Indiana Pacers head coach Nate McMillan referenced being “great” in a statement earlier this month after the nation began protesting the death of George Floyd. He asked how America, long called the greatest country in the world, could be called great with rampant oppression, pain, suffering, hatred, violence and racism.
"America can and should live up to the standard of Great,” McMillan said on June 2. “We all can and should be proud to call ourselves Americans. A great America is not something people of color have ever known, and it’s time to change that.”
In an interview with J. Michael of the Indianapolis Star, McMillan opened up further on the word “great” and what it’s commonly referenced as now in the political sphere.
Donald Trump has emblazoned “Make America Great Again” on red hats and made it a rallying cry for his base, 40 years after Ronald Reagan first used it as “Let's Make America Great Again” in his 1980 presidential election campaign. His 2020 campaign slogan is “Keep America Great.”
It’s that “trigger word” of “again” that has McMillan, 55, concerned.

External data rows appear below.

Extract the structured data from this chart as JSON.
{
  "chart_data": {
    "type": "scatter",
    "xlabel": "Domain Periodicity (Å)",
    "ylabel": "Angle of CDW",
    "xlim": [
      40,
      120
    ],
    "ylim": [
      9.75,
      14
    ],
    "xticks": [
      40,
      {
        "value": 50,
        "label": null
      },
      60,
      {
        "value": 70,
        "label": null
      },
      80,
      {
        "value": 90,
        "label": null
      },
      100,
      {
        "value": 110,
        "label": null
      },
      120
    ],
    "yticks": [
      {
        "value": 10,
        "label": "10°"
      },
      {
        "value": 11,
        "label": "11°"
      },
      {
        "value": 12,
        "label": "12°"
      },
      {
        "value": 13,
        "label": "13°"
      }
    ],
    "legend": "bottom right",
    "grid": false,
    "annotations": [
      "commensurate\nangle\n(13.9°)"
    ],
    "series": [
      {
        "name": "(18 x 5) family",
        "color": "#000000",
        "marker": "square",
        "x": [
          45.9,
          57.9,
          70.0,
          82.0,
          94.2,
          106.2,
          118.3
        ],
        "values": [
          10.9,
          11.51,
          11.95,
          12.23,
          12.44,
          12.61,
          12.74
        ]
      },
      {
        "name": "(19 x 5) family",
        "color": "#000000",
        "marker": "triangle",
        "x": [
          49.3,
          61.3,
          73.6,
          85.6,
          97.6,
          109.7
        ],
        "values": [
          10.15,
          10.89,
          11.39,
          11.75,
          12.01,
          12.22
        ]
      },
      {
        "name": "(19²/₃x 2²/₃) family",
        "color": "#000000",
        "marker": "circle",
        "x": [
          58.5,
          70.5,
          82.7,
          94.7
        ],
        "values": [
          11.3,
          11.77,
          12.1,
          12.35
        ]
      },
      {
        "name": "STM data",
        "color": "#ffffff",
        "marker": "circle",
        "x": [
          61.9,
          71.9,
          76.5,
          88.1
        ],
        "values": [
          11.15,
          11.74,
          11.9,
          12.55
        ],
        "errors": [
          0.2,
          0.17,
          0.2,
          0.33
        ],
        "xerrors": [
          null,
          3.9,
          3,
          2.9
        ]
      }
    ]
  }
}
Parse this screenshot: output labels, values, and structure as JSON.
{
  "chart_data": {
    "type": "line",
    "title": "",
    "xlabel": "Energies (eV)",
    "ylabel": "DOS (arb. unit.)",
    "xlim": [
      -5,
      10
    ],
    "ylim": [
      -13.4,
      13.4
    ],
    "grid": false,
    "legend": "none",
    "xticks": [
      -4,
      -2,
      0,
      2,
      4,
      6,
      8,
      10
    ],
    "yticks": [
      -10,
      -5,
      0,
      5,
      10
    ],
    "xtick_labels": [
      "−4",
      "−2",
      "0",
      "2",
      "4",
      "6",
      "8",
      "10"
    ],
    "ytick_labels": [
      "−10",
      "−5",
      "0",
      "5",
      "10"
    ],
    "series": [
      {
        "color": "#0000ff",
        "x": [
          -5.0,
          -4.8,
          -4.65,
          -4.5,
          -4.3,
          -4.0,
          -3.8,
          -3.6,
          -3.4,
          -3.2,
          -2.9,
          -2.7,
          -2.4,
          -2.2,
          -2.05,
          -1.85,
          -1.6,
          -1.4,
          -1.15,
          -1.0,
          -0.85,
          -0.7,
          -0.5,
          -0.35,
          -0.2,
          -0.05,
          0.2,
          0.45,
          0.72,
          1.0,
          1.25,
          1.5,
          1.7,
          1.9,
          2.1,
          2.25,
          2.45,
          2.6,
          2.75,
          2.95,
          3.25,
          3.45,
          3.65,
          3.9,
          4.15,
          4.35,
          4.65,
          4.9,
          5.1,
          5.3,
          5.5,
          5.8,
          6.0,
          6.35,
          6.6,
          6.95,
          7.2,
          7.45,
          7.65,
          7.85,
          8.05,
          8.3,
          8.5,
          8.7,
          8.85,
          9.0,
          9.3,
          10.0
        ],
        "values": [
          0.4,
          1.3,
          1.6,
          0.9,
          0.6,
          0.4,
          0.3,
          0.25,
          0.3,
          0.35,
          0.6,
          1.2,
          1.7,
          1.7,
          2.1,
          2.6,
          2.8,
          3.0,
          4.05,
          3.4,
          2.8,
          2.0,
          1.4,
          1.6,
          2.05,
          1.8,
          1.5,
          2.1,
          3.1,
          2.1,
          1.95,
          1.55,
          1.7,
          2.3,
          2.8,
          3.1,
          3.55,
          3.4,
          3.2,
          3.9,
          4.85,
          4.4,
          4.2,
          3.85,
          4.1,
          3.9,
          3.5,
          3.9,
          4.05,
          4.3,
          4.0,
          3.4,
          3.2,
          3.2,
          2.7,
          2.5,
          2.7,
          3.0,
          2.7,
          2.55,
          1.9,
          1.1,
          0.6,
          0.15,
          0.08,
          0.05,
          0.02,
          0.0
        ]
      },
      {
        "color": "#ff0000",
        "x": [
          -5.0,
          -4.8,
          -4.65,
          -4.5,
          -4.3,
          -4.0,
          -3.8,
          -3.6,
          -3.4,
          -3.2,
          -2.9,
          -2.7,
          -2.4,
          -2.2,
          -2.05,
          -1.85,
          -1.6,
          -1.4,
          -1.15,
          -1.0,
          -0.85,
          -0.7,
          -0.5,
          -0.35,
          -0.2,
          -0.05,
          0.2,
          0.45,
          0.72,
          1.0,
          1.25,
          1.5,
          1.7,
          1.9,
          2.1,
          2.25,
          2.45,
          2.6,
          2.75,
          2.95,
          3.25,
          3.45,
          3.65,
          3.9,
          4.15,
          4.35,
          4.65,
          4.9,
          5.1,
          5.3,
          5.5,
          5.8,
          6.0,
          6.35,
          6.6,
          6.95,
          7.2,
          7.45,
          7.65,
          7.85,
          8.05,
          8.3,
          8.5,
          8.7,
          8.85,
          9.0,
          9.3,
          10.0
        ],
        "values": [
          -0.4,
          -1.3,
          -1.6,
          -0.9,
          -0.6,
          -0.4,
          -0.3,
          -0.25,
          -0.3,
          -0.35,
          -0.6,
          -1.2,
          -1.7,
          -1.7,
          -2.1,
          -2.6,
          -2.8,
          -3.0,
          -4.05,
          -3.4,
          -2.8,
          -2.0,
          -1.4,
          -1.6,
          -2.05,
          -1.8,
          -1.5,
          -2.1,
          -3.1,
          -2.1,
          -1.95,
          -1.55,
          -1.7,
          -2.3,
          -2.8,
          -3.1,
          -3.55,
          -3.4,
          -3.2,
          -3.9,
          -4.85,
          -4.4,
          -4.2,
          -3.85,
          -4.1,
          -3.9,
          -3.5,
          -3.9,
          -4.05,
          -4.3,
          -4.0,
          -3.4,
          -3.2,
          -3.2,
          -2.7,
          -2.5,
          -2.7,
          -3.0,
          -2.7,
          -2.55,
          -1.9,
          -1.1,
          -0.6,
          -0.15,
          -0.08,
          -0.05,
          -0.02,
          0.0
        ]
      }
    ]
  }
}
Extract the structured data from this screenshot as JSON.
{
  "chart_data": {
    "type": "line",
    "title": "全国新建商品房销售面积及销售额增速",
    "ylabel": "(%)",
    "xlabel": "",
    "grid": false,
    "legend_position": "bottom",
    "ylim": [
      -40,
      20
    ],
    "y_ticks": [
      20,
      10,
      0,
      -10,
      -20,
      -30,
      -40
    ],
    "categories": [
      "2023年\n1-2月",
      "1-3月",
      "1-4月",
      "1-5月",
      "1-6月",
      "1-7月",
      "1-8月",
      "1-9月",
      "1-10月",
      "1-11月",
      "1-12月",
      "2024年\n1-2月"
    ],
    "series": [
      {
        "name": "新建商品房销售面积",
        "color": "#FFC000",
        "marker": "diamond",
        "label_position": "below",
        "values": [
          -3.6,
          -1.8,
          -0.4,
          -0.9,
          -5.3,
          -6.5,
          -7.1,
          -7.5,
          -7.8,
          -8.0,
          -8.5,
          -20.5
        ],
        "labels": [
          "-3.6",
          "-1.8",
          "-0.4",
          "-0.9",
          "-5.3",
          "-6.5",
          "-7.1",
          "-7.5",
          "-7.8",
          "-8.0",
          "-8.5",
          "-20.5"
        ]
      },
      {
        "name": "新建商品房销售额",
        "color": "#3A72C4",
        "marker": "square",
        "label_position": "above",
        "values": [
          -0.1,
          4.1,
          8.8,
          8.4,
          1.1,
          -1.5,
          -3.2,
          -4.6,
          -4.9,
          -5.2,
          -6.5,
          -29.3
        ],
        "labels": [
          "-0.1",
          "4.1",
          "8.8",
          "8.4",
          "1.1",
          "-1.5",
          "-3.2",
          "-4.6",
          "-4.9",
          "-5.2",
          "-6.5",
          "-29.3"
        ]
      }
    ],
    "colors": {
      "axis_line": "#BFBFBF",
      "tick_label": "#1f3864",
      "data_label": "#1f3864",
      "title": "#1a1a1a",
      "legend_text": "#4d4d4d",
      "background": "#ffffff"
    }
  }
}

McMillan: ‘Again’ a trigger word in slogan
McMillan told the Star he viewed the slogan as insulting, especially after Barack Obama served for eight years as the country’s first Black president. And he blamed Trump for creating a culture of division, anger and distrust.
“To me, it was a trigger word. Make America great ... again? What part are you talking about trying to bring America back to? When was it great? The ‘again’ part was pretty much what he has done, which is pit white against Black," McMillan said. "He has fueled this thing, the way he has led. Why not just make America great? It’s never been great for us. I want to know what period of time he's talking about.”
Pacers get involved in racial justice movement
McMillan took part in a voter registration rally and “Monumental March” on June 14 in Indianapolis and has watched his players take the lead in marches and more. Point guard Malcolm Brogdon joined a peaceful protest in Atlanta earlier this month, penning an op-ed on why he did it and what comes next.
He believes, per the Star, that his team will have more conversations about race as they convene at Disney World and about inequality and struggle around the world. They’ll learn about incidents not typically taught in school. And overall, he hopes it will help shape a new America.
Via the Star:
“As Black people, we’ve always referred to ‘the system.’ The system is keeping us down. We really never explained what this system was but we knew there was a system in place that would prevent us from getting a fair shake," McMillan said. “People are fed up with what is going on. We’re trying to create a new America. What we’ve been experiencing on both sides, both white and Black, is old America. We want a new America.”